Esses dias, enquanto a gente lia um livro, ele me contou a história de Malala – a ativista paquistanesa pelos direitos das mulheres e da educação, ganhadora do Prêmio Nobel da Paz. Eu parei a leitura e também o olhei, estupefata: “Você sabe a história da Malala?”. E ele, do alto dos seis anos, me contou tudo – com detalhes que eu, que havia lido o livro dela há anos, sequer recordava. Pensei comigo: quantas partes minhas, esquecidas, meu filho me ajudou a me lembrar?
Com a maternidade, meus olhos voltaram a reparar nas formiguinhas que trabalham enfileiradas. Meus ouvidos passaram a escutar o barulho dos aviões e a procurar, no céu, as suas rotas. Passei a trazer para a casa, depois de um passeio com ele, pedras, folhas, gravetos e pinhas, nossos grandes tesouros. Ganhei companhia para experimentar novos sabores de sorvete. O presente mais doce virou a flor miúda que as mãos pequenas arrancaram do asfalto. Vi aquele corpinho aprender a virar, a engatinhar, a andar, a correr. A falar. E, agora, a ler e a escrever.

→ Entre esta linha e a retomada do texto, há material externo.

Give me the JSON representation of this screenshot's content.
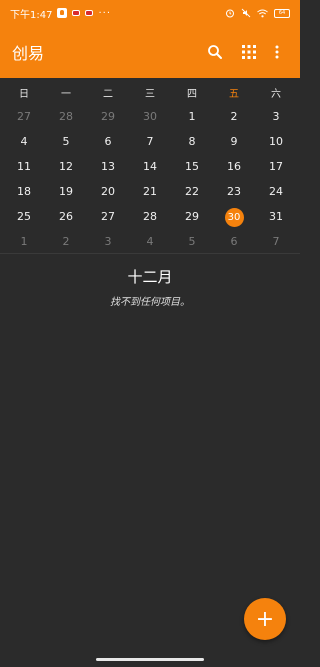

Anfitriar uma vida na Terra talvez seja, um pouco, sobre recordar as alegrias mais singelas de estar por aqui. A vida fica sim, mais complexa, desafiadora, cheia de medos e receios. E, ao mesmo tempo, também fica mais simples. Dos convites mais bonitos (e digo convite porque aceita ir quem quiser) que a maternidade me deu foi apreciar o tempo, “que só anda de ida”, como escreveu Manoel de Barros, o poeta das miudezas – e o meu preferido.
Maternar talvez seja sobre testemunhar alguém a caminhar pelo tempo. São nas horinhas de descuido, entre uma brincadeira e outra, entre uma atividade e outra, entre uma refeição, um banho, um olhar ou qualquer outro momento cotidiano, que eu deixo as preocupações do mundo dos adultos e posso revisitar um pouco da minha infância. Às vezes reparo bem em tudo o que está acontecendo (ou até tiro uma foto) com o desejo de tornar aquele momento eterno.
O que eu era antes de ser mãe se mistura ao que eu sou agora. Em cada mãe, há um universo de desejos (inclusive de descanso!), afetos, dores e alegrias. Em cada mãe, a anfitriã que apresenta amorosamente o mundo a um filho. E, em cada mãe, um novo mundo que se conhece através daqueles novos olhinhos.
Desejo um lindo dia a todas que, amorosamente, conduzem seus filhos entre tantas descobertas, enquanto também descobrem um pouco mais sobre a potência que guardam em si mesmas.
Feliz dia das mães,
Com carinho,
Débora Zanelato, filha da dona Zélia e mãe do Ben.